Willie Dixon, the great blues singer, laid out in specific form one of the general problems that people face in decision making when he sang “I’m built for comfort, I’m not built for speed.” (Howlin’ Wolf did versions to which I’m partial.) The general principle is that sometimes there are multiple desirable characteristics that compete against each other. In automotive design, one common trade-off is the choice between comfort and speed: higher speeds want lower weight vehicles with stiffer suspensions, which means a bumpy ride, while greater comfort wants a softer suspension and greater weight, for a smoother ride.
One could say that a designer could seek both—indeed, it’s possible to seek both comfort and speed, but generally at some other cost (for example, more care in the design process, and more expensive components): a Porsche may not be any faster than a top-of-the-line Nissan, but it will cost more.
Real-world decisions involve many different considerations—different dimensions on which something can be evaluated. The Howling Wolf example explicitly invokes two dimensions, but most decisions involve far more than two dimensions. One difficulty in evaluation processes is in balancing different evaluative dimensions.
Consider, for example, the evaluation of an athlete in a team sport. Strength, size, speed, quickness/reaction time, agility, and balance all matter. So do intelligence, confidence, judgment, and ability to work with others. A professional team that considers adding a player to its roster must consider all of these, as well as considering the player’s future prospects, and the cost of signing that player. Do you get the greatest talent, at possible cost to team chemistry, or do you get less talent to support chemistry? In baseball, two of the greatest second basemen of all time exemplify this question: Rogers Hornsby and Eddie Collins were near contemporaries. There is little debate that Hornsby was the better hitter, but his teams didn’t do particularly well, and often traded him away. Collins, on the other hand, played a key role on multiple championship teams. Who was greater? There isn’t a clear answer.

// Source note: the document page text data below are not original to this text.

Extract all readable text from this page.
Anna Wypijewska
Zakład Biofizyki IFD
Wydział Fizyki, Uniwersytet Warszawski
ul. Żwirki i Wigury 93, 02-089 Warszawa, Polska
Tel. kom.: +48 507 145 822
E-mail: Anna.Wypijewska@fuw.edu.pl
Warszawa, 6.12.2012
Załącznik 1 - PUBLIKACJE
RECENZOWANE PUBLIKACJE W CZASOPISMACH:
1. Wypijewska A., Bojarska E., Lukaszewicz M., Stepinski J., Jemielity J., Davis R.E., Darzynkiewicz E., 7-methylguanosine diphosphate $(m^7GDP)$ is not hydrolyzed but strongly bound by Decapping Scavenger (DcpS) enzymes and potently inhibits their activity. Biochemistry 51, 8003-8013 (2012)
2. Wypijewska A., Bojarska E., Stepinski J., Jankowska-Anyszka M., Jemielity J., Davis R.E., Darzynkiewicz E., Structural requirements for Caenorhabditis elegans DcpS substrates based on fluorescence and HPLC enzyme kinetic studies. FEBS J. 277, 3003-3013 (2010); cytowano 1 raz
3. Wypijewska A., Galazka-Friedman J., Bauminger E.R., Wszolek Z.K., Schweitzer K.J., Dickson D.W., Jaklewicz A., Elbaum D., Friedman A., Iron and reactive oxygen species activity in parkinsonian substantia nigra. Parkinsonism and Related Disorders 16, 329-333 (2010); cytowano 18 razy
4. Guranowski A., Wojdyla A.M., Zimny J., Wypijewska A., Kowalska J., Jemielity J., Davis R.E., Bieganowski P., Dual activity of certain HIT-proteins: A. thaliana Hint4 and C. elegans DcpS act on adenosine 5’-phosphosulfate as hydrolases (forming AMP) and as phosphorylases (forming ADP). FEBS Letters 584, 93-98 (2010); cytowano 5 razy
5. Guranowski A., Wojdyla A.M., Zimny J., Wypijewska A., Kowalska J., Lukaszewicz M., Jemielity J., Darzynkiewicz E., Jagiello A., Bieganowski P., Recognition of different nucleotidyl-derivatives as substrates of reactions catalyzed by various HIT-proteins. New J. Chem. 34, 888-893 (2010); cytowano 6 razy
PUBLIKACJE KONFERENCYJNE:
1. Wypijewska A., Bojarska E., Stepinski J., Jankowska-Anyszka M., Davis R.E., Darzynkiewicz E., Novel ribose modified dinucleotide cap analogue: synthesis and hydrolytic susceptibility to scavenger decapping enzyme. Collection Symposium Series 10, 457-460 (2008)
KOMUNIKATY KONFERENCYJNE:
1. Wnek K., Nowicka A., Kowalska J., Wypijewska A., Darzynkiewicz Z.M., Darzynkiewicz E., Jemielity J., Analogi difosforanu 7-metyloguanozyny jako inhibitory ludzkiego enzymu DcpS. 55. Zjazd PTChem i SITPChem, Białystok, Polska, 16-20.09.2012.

One trade-off that is central to writers is the trade-off between time and quality, about which I’ve written before. You can choose to spend more time on a project in order to improve its quality, but that additional time spent on the project is time that cannot be spent on other projects. For researchers, this is essentially a never-ending conflict: research never answers every question—indeed, every answer will lead to new questions (Jorge Luis Borges lays out this problem in his essay “Avatars of the Tortoise”).
Perfectionism inevitably runs up against this reality. There is no “right” answer to these questions. There are only decisions that one must make.
I suppose my suggestion for a perfectionist is to look beyond any single project to look at something bigger—something that encompasses any single project—a career, for example.
If you focus on one project and want to make that project perfect, that’s great. But what if making that project better means that you don’t spend time on another project?
Where do you focus perfectionist intentions? On individual projects, at possible cost to your career or to your life? Or do you focus your perfectionist intentions on your career, which might lead to making compromises on an individual project?
Again, there isn’t a clear answer, which is why this is such a thorny issue. You have to make a decision that serves you. When there are multiple dimensions on which to make an evaluation, and when there are trade-offs, choices become difficult and there is no really objective standard by which to judge. The choice is yours--don't think you've failed because you chose to make a compromise.